Quoted-Printable appears in MIME email bodies, signed/encrypted email envelopes (S/MIME), and certain legacy data exports. Decoding restores the original text — including any non-ASCII or 8-bit characters that were encoded for safe transmission.

Useful for inspecting raw email source, debugging an email client that's mangling international characters, or extracting Quoted-Printable content from a downloaded .eml file.

How to use this tool

How to decode a Quoted-Printable string back to plain text

  1. Paste the QP text

    Drop the encoded string into the "Text" field. Anything matching `=XX` (two-digit hex) is treated as one byte; soft line breaks (`=` at end of line followed by CRLF) are removed; everything else passes through as-is.

  2. Press Run

    Result returns a single `decoded` field. Examples: `caf=C3=A9` → `café`; `=3D` → `=`; a multi-line input with `=\r\n` soft breaks collapses into a single logical line. UTF-8 decoding happens on the reassembled bytes.

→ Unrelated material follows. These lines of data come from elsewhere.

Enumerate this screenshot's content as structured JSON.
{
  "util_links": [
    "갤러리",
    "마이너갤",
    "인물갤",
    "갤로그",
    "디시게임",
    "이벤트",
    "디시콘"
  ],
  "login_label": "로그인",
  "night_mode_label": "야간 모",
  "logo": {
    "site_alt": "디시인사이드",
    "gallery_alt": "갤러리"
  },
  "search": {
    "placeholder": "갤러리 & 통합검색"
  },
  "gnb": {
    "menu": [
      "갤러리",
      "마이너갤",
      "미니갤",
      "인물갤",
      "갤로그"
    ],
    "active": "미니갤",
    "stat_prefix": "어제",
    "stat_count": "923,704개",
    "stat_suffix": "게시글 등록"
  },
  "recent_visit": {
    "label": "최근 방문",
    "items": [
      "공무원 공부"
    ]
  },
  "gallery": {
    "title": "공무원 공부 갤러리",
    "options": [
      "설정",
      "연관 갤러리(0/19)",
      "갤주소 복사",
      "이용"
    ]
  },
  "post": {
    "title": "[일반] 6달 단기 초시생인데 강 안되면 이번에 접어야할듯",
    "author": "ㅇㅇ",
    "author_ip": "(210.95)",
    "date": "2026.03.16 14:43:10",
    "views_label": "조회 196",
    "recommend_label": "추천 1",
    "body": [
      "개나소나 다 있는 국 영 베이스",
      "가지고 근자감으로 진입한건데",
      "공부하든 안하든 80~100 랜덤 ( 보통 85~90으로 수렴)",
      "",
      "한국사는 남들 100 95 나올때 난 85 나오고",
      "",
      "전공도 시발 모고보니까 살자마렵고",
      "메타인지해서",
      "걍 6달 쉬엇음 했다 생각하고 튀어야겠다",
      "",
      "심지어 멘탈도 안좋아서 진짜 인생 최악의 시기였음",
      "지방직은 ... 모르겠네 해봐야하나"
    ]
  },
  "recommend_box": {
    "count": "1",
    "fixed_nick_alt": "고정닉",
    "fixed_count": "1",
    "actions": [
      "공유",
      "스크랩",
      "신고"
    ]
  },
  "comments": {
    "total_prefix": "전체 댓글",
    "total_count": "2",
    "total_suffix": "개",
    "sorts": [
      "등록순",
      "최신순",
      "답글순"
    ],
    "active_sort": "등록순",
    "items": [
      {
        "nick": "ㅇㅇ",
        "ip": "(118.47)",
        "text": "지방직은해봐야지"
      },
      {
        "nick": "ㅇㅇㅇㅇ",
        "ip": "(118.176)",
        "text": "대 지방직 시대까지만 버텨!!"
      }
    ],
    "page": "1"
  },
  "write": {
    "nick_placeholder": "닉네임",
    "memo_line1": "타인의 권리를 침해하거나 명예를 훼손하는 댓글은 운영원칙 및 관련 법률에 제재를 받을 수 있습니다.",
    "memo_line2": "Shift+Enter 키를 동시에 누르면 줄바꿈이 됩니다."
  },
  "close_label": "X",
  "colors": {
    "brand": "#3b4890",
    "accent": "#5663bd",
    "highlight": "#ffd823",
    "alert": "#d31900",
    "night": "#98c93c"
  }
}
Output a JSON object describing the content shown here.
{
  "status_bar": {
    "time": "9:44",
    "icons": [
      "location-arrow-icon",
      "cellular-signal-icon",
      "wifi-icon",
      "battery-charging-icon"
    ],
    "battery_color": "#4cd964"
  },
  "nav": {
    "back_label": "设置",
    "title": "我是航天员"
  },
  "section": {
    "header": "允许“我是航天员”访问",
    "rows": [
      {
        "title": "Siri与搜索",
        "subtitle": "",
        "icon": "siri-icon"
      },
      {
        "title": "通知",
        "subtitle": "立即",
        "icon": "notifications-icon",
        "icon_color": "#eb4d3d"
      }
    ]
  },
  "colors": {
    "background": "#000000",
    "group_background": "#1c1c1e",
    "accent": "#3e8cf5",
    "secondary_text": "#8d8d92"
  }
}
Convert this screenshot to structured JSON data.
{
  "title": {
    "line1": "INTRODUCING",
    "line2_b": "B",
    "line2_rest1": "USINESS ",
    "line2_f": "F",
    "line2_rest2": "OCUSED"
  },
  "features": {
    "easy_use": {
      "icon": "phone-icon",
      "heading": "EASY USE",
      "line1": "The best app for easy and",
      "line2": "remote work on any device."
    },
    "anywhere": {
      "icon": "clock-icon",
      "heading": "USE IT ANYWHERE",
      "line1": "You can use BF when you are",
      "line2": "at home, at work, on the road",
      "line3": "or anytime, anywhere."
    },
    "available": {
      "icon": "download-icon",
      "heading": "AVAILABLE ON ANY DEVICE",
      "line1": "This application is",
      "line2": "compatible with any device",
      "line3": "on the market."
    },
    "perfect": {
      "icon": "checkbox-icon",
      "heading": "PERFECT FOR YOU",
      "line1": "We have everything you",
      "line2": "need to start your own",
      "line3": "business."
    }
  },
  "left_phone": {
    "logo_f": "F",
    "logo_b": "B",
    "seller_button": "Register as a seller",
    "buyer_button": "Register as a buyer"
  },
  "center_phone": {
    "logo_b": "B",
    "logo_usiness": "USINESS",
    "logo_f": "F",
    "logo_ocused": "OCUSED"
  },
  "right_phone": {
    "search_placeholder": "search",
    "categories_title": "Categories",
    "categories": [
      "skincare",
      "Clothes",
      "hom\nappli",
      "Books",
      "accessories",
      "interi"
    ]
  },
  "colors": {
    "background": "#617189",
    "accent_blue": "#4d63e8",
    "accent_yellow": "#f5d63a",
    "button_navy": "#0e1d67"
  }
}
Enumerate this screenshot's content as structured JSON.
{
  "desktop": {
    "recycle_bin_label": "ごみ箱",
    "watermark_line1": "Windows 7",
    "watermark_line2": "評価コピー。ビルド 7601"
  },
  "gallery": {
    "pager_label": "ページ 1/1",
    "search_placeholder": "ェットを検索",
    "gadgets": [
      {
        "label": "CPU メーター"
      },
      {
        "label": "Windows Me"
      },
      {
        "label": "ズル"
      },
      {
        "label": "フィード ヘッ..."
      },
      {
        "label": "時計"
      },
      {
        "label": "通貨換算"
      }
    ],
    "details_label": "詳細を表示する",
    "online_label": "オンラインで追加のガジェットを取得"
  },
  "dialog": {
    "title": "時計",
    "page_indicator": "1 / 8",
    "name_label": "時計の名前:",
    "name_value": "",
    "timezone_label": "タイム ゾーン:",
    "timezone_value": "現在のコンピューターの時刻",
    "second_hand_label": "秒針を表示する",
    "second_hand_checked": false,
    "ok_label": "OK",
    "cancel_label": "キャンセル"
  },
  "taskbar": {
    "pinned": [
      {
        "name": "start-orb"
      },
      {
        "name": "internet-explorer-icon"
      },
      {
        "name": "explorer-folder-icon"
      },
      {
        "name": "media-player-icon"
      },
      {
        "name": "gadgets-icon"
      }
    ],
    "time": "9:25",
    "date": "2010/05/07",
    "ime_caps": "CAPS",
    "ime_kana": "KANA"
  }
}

  3. Where this comes from

    QP-encoded text shows up in raw email bodies, MIME multipart segments, and email Subject lines wrapped with `=?utf-8?Q?…?=` (RFC 2047). The Subject-line form is similar but uses `_` for space and slightly different rules — this tool is for the body form.

  4. When decode fails

    A trailing `=` with no hex digits, or `=XY` where one is non-hex, is left literal in the output rather than thrown. If you see literal `=20`-looking sequences in your decoded result, the source was double-encoded — decode once more to recover the original.